Discuss housing successes, challenges, and solutions
Berkeley, California (Thursday, October 14, 2021) - Join us at an online public workshop to share your input and insights around Berkeley's housing challenges and help identify ways to encourage construction of the housing that Berkeley needs.
These efforts are part of the City's Housing Element Update, a state-mandated plan that requires all cities to create a framework that allows property owners, market rate and affordable housing developers, institutions, and others to build a specified amount of housing.
In Berkeley, that means a plan for the construction of nearly 9,000 new housing units between 2023 and 2031 - a portion of the region's goal of adding over 440,000 new units. In the process, the Housing Element will seek to:
- Assess the City's housing needs
- Analyze barriers to housing development
- Address racial and social equity, including identifying protections for vulnerable and historically impacted communities
- Identify publicly- and privately-owned sites likely for new residential development ("Sites Inventory")

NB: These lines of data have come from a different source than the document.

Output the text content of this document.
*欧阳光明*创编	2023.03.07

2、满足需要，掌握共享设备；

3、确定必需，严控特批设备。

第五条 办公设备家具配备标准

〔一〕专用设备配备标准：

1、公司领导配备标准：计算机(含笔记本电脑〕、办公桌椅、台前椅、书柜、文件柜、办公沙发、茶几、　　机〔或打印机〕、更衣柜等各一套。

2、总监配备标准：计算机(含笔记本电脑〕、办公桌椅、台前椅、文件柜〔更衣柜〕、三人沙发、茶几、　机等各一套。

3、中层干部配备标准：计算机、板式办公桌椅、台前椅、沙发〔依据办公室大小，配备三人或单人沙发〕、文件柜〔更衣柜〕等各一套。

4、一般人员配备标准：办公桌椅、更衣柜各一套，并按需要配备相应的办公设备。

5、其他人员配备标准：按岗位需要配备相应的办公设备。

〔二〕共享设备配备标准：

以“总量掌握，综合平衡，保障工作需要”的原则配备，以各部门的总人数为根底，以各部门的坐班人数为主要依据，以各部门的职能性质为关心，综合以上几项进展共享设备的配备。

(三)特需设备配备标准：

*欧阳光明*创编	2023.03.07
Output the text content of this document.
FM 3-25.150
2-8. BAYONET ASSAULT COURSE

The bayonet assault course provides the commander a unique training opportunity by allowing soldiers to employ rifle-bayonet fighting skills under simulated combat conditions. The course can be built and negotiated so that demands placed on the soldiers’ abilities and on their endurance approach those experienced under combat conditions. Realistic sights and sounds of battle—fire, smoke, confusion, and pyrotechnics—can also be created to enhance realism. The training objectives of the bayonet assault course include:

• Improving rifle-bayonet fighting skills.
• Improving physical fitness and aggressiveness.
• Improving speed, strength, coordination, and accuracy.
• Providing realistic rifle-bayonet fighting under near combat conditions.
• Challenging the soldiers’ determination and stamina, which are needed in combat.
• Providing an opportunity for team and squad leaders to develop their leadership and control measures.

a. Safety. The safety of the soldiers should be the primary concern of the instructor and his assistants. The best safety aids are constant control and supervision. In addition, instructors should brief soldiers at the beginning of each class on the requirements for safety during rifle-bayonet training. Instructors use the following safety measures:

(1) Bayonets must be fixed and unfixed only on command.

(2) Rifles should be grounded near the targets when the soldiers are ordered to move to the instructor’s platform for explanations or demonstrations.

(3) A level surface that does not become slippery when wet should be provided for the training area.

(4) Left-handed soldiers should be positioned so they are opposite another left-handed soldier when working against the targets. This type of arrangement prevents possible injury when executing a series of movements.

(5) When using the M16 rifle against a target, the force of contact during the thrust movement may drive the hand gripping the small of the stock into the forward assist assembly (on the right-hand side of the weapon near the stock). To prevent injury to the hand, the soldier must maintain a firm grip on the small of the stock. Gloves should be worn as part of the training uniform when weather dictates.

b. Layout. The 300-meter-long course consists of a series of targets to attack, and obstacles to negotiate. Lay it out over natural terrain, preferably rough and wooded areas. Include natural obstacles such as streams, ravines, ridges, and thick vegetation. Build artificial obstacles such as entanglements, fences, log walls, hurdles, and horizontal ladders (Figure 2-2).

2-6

- Create new policies and programs to ensure the City can meet its allocated housing target
Local, county and state governments cannot fund all of the needed housing. The Housing Element is an essential plan to help residents, property owners and community members develop and prioritize approaches for housing more Berkeleyans.
Oct. 27, 2021 workshop
Learn more and share your feedback at our upcoming online workshop:
Housing Element Workshop #1
Wednesday, October 27, 2021
Meeting ID: 819 1435 2145
Call in: (669) 900-6833
The workshop will begin with a presentation and a live survey, followed by breakout room discussions.
State sets total housing need, cities plan how to meet it
The state of California identifies the number of housing units to plan for every eight years for each jurisdiction called a Regional Housing Needs Allocation, or RHNA. The Housing Element shows how each city will reach that number, using tools such as zoning updates and new affordable housing requirements and programs.
The almost 9,000 units to plan for by 2031 is more than triple the previous 8-year goal of 2,959 residential units.
These higher figures reflect both the expected need for the future as well as existing unmet needs - such as overcrowding and rent-burdened households.
No one strategy solves all problems. We’ll be looking to continue successes while also developing new methods.